My Recipe Box

Shrimp Fried Rice (Chau Fan)


Serves four to six.

Unless you’re shopping in a Chinatown liquor store, it’s hard to find a good-quality white rice wine. Most supermarkets and even Chinese food markets offer only “cooking wines,” and these tend to be of poor quality. If that’s all you can find, use gin instead.

  • 2 Tbs. soy sauce
  • 2 Tbs. Chinese white rice wine or gin
  • 1 Tbs. oyster sauce
  • 2 tsp. granulated sugar
  • 2 tsp. toasted sesame oil
  • 3/4 tsp. table salt; more to taste
  • White pepper, freshly ground if possible
  • 3 large eggs
  • 3 Tbs. peanut oil
  • 1-1/2 Tbs. minced fresh ginger
  • 1-1/2 Tbs. minced garlic (3 to 4 cloves)
  • 1/2 lb. shrimp, shelled, deveined, and cut into 1/4-inch pieces
  • 3 cups cooked extra-long-grain white rice, at room temperature (from 1 cup raw rice)
  • 3 scallions, trimmed, white and green parts finely sliced (to yield 1/2 cup)
If possible, use leftover rice and bring it to room temperature. If using freshly made rice, let it cool first.

In a small bowl, mix the soy sauce, rice wine or gin, oyster sauce, sugar, sesame oil, 1/2 tsp. salt, and a pinch of white pepper. In another small bowl, beat the eggs with 1/4 tsp. salt and a pinch of white pepper. Heat a 12-inch skillet or large wok over high heat for 45 seconds. Swirl 1 Tbs. of the peanut oil in the pan to coat the bottom. Add the eggs and scramble them gently with a spatula as they cook until they’re still a little soft and loose. Remove from the heat and cut the egg into small pieces with the spatula; it will finish cooking as you do this. Transfer to a bowl.

Wipe the pan and spatula clean with paper towels. Heat the pan over high heat for 45 seconds. Pour in the remaining 2 Tbs. peanut oil and swirl to coat the pan. Add the ginger and garlic. Stir constantly with the spatula until the garlic is light brown, about 10 seconds. Immediately add the shrimp; stir constantly until it’s opaque, about 1 minute. Add the cooked rice. Cook, stirring constantly, for 2 minutes. Reduce the heat to low. Stir the soy sauce mixture and then drizzle it over the rice. Stir well to completely coat the rice and mix the ingredients. Add the scrambled egg and mix well. Add the scallions and mix well. Taste and add salt if necessary. Transfer the rice to a bowl and serve.

nutrition information (per serving):
Size : based on six servings; Calories (kcal): 280; Fat (g): fat g 11; Fat Calories (kcal): 100; Saturated Fat (g): sat fat g 2; Protein (g): protein g 13; Monounsaturated Fat (g): 5; Carbohydrates (g): carbs g 31; Polyunsaturated Fat (g): 4; Sodium (mg): sodium mg 850; Cholesterol (mg): cholesterol mg 160; Fiber (g): fiber g 1;

Photo: Scott Phillips

Very good, but I will make again without any added salt. Soy sauce adds plenty, per our tastes.

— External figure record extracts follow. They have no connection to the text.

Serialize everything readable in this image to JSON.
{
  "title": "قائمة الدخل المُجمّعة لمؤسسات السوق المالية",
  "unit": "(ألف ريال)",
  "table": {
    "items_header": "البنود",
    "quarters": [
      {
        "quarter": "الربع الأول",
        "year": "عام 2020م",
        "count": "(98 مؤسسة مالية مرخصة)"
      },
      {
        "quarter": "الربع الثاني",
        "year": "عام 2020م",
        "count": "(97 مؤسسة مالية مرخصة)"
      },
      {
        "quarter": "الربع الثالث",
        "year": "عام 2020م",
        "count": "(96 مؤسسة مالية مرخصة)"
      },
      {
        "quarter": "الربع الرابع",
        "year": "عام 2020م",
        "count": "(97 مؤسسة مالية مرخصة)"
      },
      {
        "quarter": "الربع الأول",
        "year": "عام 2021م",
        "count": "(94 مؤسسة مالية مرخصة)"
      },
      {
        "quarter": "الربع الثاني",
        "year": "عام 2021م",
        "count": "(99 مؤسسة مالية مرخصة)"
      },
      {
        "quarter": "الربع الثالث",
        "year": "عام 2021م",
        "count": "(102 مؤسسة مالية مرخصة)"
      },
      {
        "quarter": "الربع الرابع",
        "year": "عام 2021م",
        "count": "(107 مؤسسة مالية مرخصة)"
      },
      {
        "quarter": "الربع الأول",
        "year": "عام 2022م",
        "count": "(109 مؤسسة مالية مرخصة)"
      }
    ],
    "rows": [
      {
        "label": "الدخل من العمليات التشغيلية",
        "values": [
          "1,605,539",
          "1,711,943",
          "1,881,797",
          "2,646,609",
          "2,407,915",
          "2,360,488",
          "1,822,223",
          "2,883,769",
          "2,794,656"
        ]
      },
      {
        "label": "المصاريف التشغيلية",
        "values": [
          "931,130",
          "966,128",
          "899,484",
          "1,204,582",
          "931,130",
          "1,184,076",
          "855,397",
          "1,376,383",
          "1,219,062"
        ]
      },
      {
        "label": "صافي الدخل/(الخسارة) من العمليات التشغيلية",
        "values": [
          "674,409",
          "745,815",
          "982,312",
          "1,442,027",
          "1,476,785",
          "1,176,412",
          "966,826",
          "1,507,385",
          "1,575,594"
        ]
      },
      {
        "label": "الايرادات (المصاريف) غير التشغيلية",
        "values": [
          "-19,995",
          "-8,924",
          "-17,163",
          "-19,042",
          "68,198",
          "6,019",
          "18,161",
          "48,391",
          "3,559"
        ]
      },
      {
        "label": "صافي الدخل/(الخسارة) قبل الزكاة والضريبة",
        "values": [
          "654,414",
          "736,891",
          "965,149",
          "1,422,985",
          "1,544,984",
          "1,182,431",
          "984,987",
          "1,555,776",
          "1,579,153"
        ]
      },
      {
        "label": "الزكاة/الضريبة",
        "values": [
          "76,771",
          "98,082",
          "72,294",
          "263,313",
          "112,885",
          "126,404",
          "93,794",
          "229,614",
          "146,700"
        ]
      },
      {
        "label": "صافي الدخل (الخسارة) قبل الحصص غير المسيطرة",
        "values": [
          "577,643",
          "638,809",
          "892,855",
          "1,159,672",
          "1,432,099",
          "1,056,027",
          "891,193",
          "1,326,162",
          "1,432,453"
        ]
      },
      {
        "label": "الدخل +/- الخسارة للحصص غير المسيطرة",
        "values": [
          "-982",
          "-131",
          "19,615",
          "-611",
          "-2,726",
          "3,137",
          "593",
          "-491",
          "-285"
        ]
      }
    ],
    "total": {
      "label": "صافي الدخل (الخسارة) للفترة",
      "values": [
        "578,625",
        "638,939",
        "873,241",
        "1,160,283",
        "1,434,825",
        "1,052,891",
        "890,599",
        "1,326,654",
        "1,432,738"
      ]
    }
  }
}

Love this rice! My husband requests it weekly. And the Mirin tip from another review was quite helpful and worked perfectly.

This is a very good recipe and is one of my favorites. It's the perfect base for a variety of fried rice dishes. The sauce makes this dish taste authentic, unlike a lot of recipes for fried rice that just use soy sauce. For the rice wine, I have used mirin or dry sherry. Since the mirin is sweet, I skip the sugar when I use it. When using the sherry, I add the amount of sugar listed in the recipe. The recipe comes together quickly so everything needs to be ready to go. I think the recipe is best when using leftover rice that has been in the fridge. I tried it with rice cooked the same day and cooled but thought the texture was a little soft. Another thing that I do differently is add fresh grated ginger to the sauce rather than adding it to the wok with the garlic. I keep ginger in the freezer and grate it frozen with my microplane zester/grater.